Adapun pelaporan terhadap Pandji tersebut telah dilakukan oleh Angkatan Muda Nahdlatul Ulama dan Aliansi Pemuda Muhammadiyah di Polda Metro Jaya pada Rabu malam. Salah seorang pelapor, Rizki Abdul Rahman Wahid, mengatakan bahwa ada kasus yang menurut mereka merendahkan, memfitnah, dan cenderung menimbulkan kegaduhan di ruang media serta memecah belah bangsa.
Sementara itu, Komika Pandji Pragiwaksono telah melaporkan dirinya sendiri karena dianggap telah menimbulkan kegaduhan dan memecah belah bangsa.
Kata Gus Ulil, "Itu bukan organ resmi NU. Kita tidak tahu siapa mereka." Bahkan, dia juga menegaskan bahwa tidak perlu ada tindak lanjut khusus karena banyak yang membuat organisasi atas nama NU untuk mengisi kekosongan atau mencari perhatian.
Sementara itu, pimpinan pusat Muhammadiyah juga menyampaikan bantahan. Mereka mengatakan bahwa setiap tindakan dan pernyataan yang mengatasnamakan Aliansi Pemuda Muhammadiyah bukanlah sikap resmi atau mandat dari Persyarikatan Muhammadiyah.
"Muhammadiyah mengajak seluruh pihak, khususnya generasi muda, untuk tetap menjaga etika bermedia, kedewasaan dalam menyikapi perbedaan pendapat, serta menghindari tindakan yang berpotensi menimbulkan kesalahpahaman di tengah masyarakat," kata Bachtiar Dwi Kurniawan, ketua majelis pembinaan kader dan sumber daya insani.
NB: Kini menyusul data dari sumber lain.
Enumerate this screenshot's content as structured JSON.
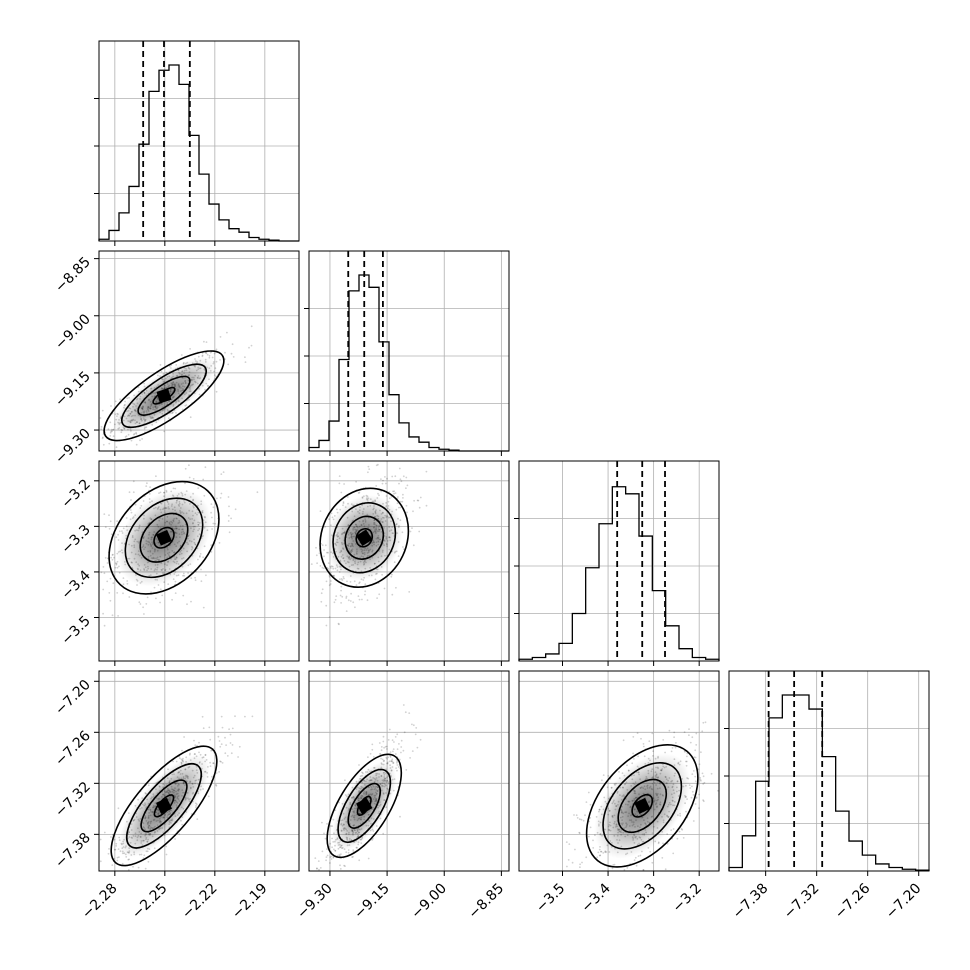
{
  "chart_data": {
    "type": "corner",
    "grid": true,
    "parameters": [
      {
        "ticks": [
          -2.28,
          -2.25,
          -2.22,
          -2.19
        ],
        "tick_labels": [
          "−2.28",
          "−2.25",
          "−2.22",
          "−2.19"
        ],
        "range": [
          -2.2895,
          -2.1695
        ],
        "quantiles": [
          -2.263,
          -2.2505,
          -2.235
        ]
      },
      {
        "ticks": [
          -9.3,
          -9.15,
          -9.0,
          -8.85
        ],
        "tick_labels": [
          "−9.30",
          "−9.15",
          "−9.00",
          "−8.85"
        ],
        "range": [
          -9.355,
          -8.83
        ],
        "quantiles": [
          -9.252,
          -9.21,
          -9.161
        ]
      },
      {
        "ticks": [
          -3.5,
          -3.4,
          -3.3,
          -3.2
        ],
        "tick_labels": [
          "−3.5",
          "−3.4",
          "−3.3",
          "−3.2"
        ],
        "range": [
          -3.5955,
          -3.1565
        ],
        "quantiles": [
          -3.38,
          -3.325,
          -3.275
        ]
      },
      {
        "ticks": [
          -7.38,
          -7.32,
          -7.26,
          -7.2
        ],
        "tick_labels": [
          "−7.38",
          "−7.32",
          "−7.26",
          "−7.20"
        ],
        "range": [
          -7.4231,
          -7.1879
        ],
        "quantiles": [
          -7.3765,
          -7.3465,
          -7.3135
        ]
      }
    ],
    "histograms": [
      [
        0.01,
        0.06,
        0.16,
        0.31,
        0.55,
        0.85,
        0.97,
        1.0,
        0.89,
        0.6,
        0.38,
        0.21,
        0.12,
        0.07,
        0.05,
        0.02,
        0.01,
        0.005,
        0,
        0
      ],
      [
        0.02,
        0.06,
        0.17,
        0.52,
        0.91,
        1.0,
        0.93,
        0.62,
        0.32,
        0.16,
        0.08,
        0.05,
        0.02,
        0.01,
        0.005,
        0,
        0,
        0,
        0,
        0
      ],
      [
        0.01,
        0.02,
        0.04,
        0.1,
        0.27,
        0.53,
        0.78,
        0.99,
        0.95,
        0.71,
        0.4,
        0.2,
        0.07,
        0.02,
        0.01
      ],
      [
        0.02,
        0.2,
        0.51,
        0.87,
        1.0,
        1.0,
        0.92,
        0.65,
        0.34,
        0.17,
        0.09,
        0.04,
        0.02,
        0.01,
        0.005
      ]
    ]
  }
}
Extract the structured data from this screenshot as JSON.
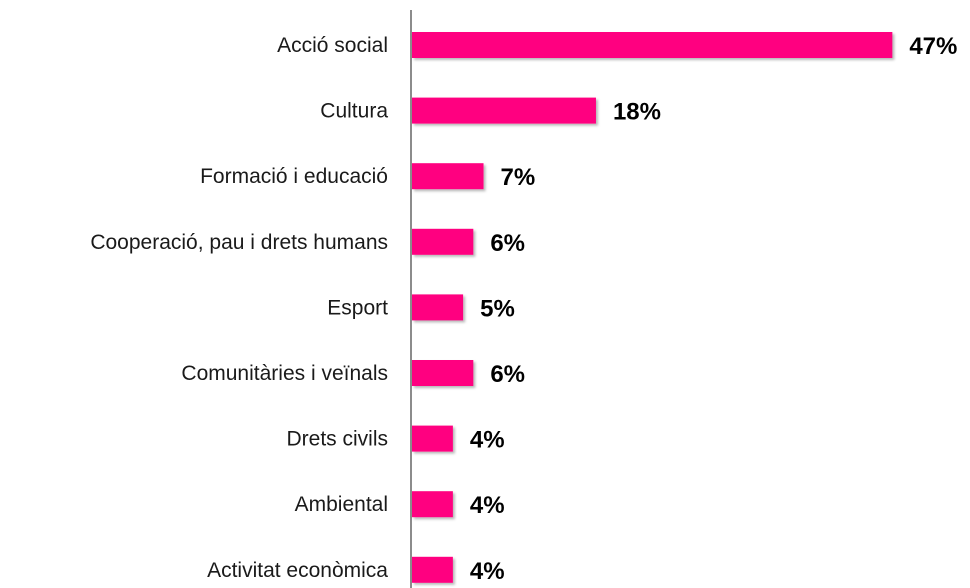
{
  "chart_data": {
    "type": "bar",
    "orientation": "horizontal",
    "categories": [
      "Acció social",
      "Cultura",
      "Formació i educació",
      "Cooperació, pau i drets humans",
      "Esport",
      "Comunitàries i veïnals",
      "Drets civils",
      "Ambiental",
      "Activitat econòmica"
    ],
    "values": [
      47,
      18,
      7,
      6,
      5,
      6,
      4,
      4,
      4
    ],
    "value_labels": [
      "47%",
      "18%",
      "7%",
      "6%",
      "5%",
      "6%",
      "4%",
      "4%",
      "4%"
    ],
    "unit": "%",
    "title": "",
    "xlabel": "",
    "ylabel": "",
    "grid": false,
    "legend": "none",
    "bar_color": "#ff0080"
  }
}
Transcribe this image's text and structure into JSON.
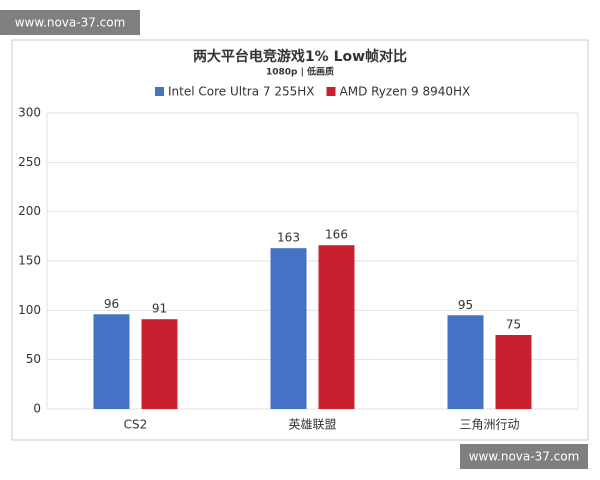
{
  "watermarks": [
    "www.nova-37.com",
    "www.nova-37.com"
  ],
  "chart_data": {
    "type": "bar",
    "title": "两大平台电竞游戏1% Low帧对比",
    "subtitle": "1080p | 低画质",
    "categories": [
      "CS2",
      "英雄联盟",
      "三角洲行动"
    ],
    "series": [
      {
        "name": "Intel Core Ultra 7 255HX",
        "color": "#4472c4",
        "values": [
          96,
          163,
          95
        ]
      },
      {
        "name": "AMD Ryzen 9 8940HX",
        "color": "#c8202f",
        "values": [
          91,
          166,
          75
        ]
      }
    ],
    "ylim": [
      0,
      300
    ],
    "yticks": [
      0,
      50,
      100,
      150,
      200,
      250,
      300
    ],
    "grid": true,
    "legend": "top"
  }
}
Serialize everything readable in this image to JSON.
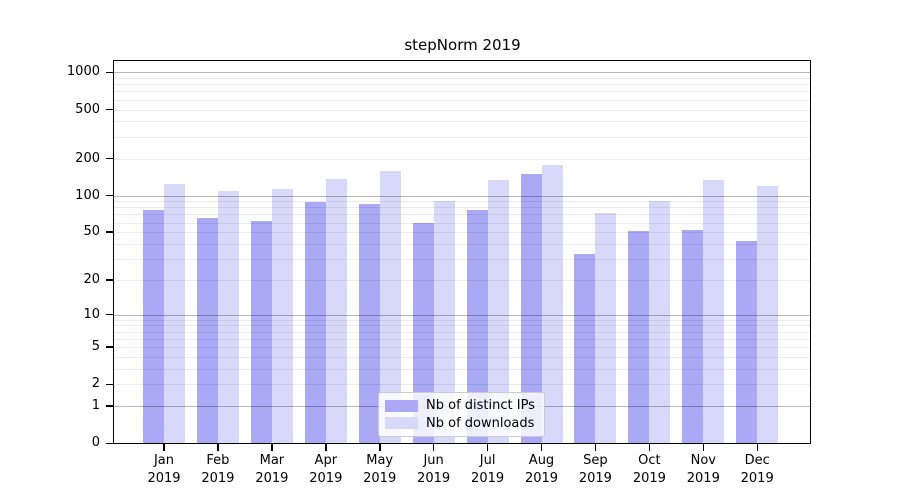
{
  "title": "stepNorm 2019",
  "chart_data": {
    "type": "bar",
    "title": "stepNorm 2019",
    "categories": [
      "Jan 2019",
      "Feb 2019",
      "Mar 2019",
      "Apr 2019",
      "May 2019",
      "Jun 2019",
      "Jul 2019",
      "Aug 2019",
      "Sep 2019",
      "Oct 2019",
      "Nov 2019",
      "Dec 2019"
    ],
    "series": [
      {
        "name": "Nb of distinct IPs",
        "color": "#a9a9f6",
        "values": [
          76,
          65,
          62,
          89,
          85,
          60,
          76,
          150,
          33,
          51,
          52,
          42
        ]
      },
      {
        "name": "Nb of downloads",
        "color": "#d8d8fa",
        "values": [
          124,
          109,
          112,
          136,
          159,
          91,
          135,
          177,
          72,
          91,
          134,
          119
        ]
      }
    ],
    "xlabel": "",
    "ylabel": "",
    "yscale": "log1p",
    "ylim": [
      0,
      1000
    ],
    "y_tick_labels": [
      0,
      1,
      2,
      5,
      10,
      20,
      50,
      100,
      200,
      500,
      1000
    ],
    "grid_major_values": [
      1,
      10,
      100,
      1000
    ],
    "grid_minor_values": [
      2,
      3,
      4,
      5,
      6,
      7,
      8,
      9,
      20,
      30,
      40,
      50,
      60,
      70,
      80,
      90,
      200,
      300,
      400,
      500,
      600,
      700,
      800,
      900
    ],
    "grid": "horizontal",
    "legend_position": "lower center"
  },
  "colors": {
    "bar_dark": "#a9a9f6",
    "bar_light": "#d8d8fa",
    "grid_major": "#b8b8b8",
    "grid_minor": "#ebebeb",
    "spine": "#000000",
    "legend_border": "#cccccc",
    "background": "#ffffff"
  }
}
Adapun pelaporan terhadap Pandji tersebut telah dilakukan oleh Angkatan Muda Nahdlatul Ulama dan Aliansi Pemuda Muhammadiyah di Polda Metro Jaya pada Rabu malam. Salah seorang pelapor, Rizki Abdul Rahman Wahid, mengatakan bahwa ada kasus yang menurut mereka merendahkan, memfitnah, dan cenderung menimbulkan kegaduhan di ruang media serta memecah belah bangsa.
Sementara itu, Komika Pandji Pragiwaksono telah melaporkan dirinya sendiri karena dianggap telah menimbulkan kegaduhan dan memecah belah bangsa.